4.6. Discounted Measures

Unit 4- Fishery Financial Management
4.6. Discounted Measures
Many economic decisions including fish production involve benefits and costs that are expected to occur at future time period. The construction of ponds race ways, and fish tank for example, requires immediate cash outlay, which with the production and sale of fish, will result in future cash inflows or returns. In order to determine whether the future cash inflows justify present initial investment, we must compare money spent today with the money received in the future.
The time value of money influences many production decisions. Everyone prefers money today to money in the future. Therefore in order to invest a rupee in fish production today, one must be guaranteed a return in the future that is equal to or greater than the rupee invested today. The preference for the rupee now instead of a rupee in the future arises from three basic reasons Uncertainty, Alternative uses and Inflation.
Uncertainty- influences preferences because one is never sure what will take place tomorrow
Alternative uses-it will determine whether one invests in one project or another and what would be the expected returns from such alternative investment.

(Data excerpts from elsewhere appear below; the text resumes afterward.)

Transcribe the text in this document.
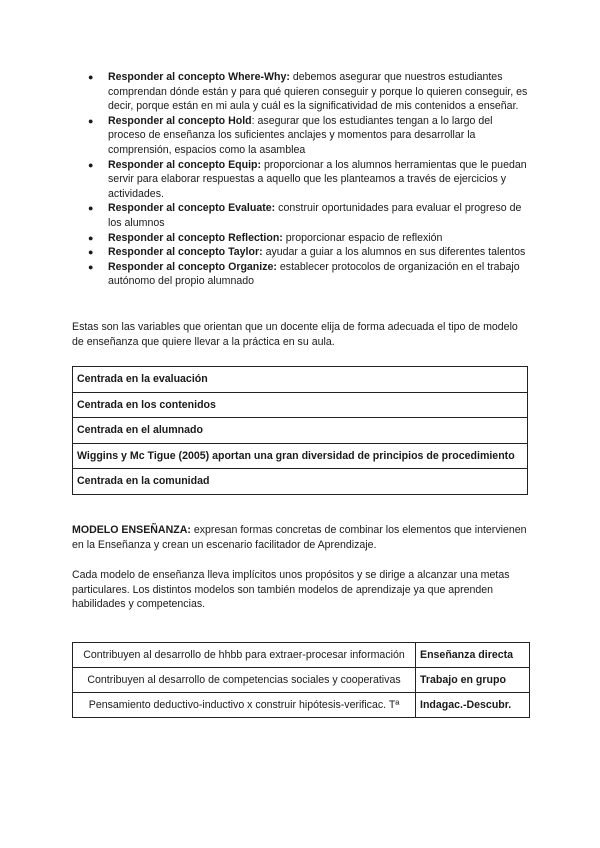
● Responder al concepto Where-Why: debemos asegurar que nuestros estudiantes comprendan dónde están y para qué quieren conseguir y porque lo quieren conseguir, es decir, porque están en mi aula y cuál es la significatividad de mis contenidos a enseñar.
● Responder al concepto Hold: asegurar que los estudiantes tengan a lo largo del proceso de enseñanza los suficientes anclajes y momentos para desarrollar la comprensión, espacios como la asamblea
● Responder al concepto Equip: proporcionar a los alumnos herramientas que le puedan servir para elaborar respuestas a aquello que les planteamos a través de ejercicios y actividades.
● Responder al concepto Evaluate: construir oportunidades para evaluar el progreso de los alumnos
● Responder al concepto Reflection: proporcionar espacio de reflexión
● Responder al concepto Taylor: ayudar a guiar a los alumnos en sus diferentes talentos
● Responder al concepto Organize: establecer protocolos de organización en el trabajo autónomo del propio alumnado

Estas son las variables que orientan que un docente elija de forma adecuada el tipo de modelo de enseñanza que quiere llevar a la práctica en su aula.

Centrada en la evaluación
Centrada en los contenidos
Centrada en el alumnado
Wiggins y Mc Tigue (2005) aportan una gran diversidad de principios de procedimiento
Centrada en la comunidad

MODELO ENSEÑANZA: expresan formas concretas de combinar los elementos que intervienen en la Enseñanza y crean un escenario facilitador de Aprendizaje.

Cada modelo de enseñanza lleva implícitos unos propósitos y se dirige a alcanzar una metas particulares. Los distintos modelos son también modelos de aprendizaje ya que aprenden habilidades y competencias.

Contribuyen al desarrollo de hhbb para extraer-procesar información	Enseñanza directa
Contribuyen al desarrollo de competencias sociales y cooperativas	Trabajo en grupo
Pensamiento deductivo-inductivo x construir hipótesis-verificac. Tª	Indagac.-Descubr.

Inflation-affects the purchasing power of the rupee
To compensate loss in purchasing power, uncertainty and alternative uses, interest rate is used as a mechanism. Suppose interest used for discounting is higher, then it implies that the degree of uncertainty is greater, inflation is higher and returns from alternative uses are higher. Often, the rate of interest is referred to as opportunity cost. Thus, opportunity cost reflects all the three factors.
The technique of discounting brings all projects to a common point of time and permits to determine whether to accept for implementation of projects that have variously shaped time streams i.e., patterns of when costs & benefits fall during the life of the project that differ from one another-and that are of different durations. The most common means of doing this is to subtract costs from the benefits in every time period usually one year, to arrive at the incremental net benefits stream-the so-called cash flow-and then to discount that. This approach will give one of three discounted cash flow measures of project worth-the net present worth (NPW), the internal rate of return (IRR) or the net benefit-cost ratio (B C Ratio). Another discounted measure is to find out the present worth of the cost and benefit stream separately and then divide the present worth of the cost and benefit stream separately and then to divide the present worth of the benefit stream by the present worth of the cost stream to obtain the benefit-cost-ratio.
Because the benefit and cost streams are discounted, the benefit-cost ratio is a discounted measure of project worth. But because the benefit and cost streams are discounted separately rather than subtracted from one another year-by-year, the benefit-cost ratio is not a discounted cash flow.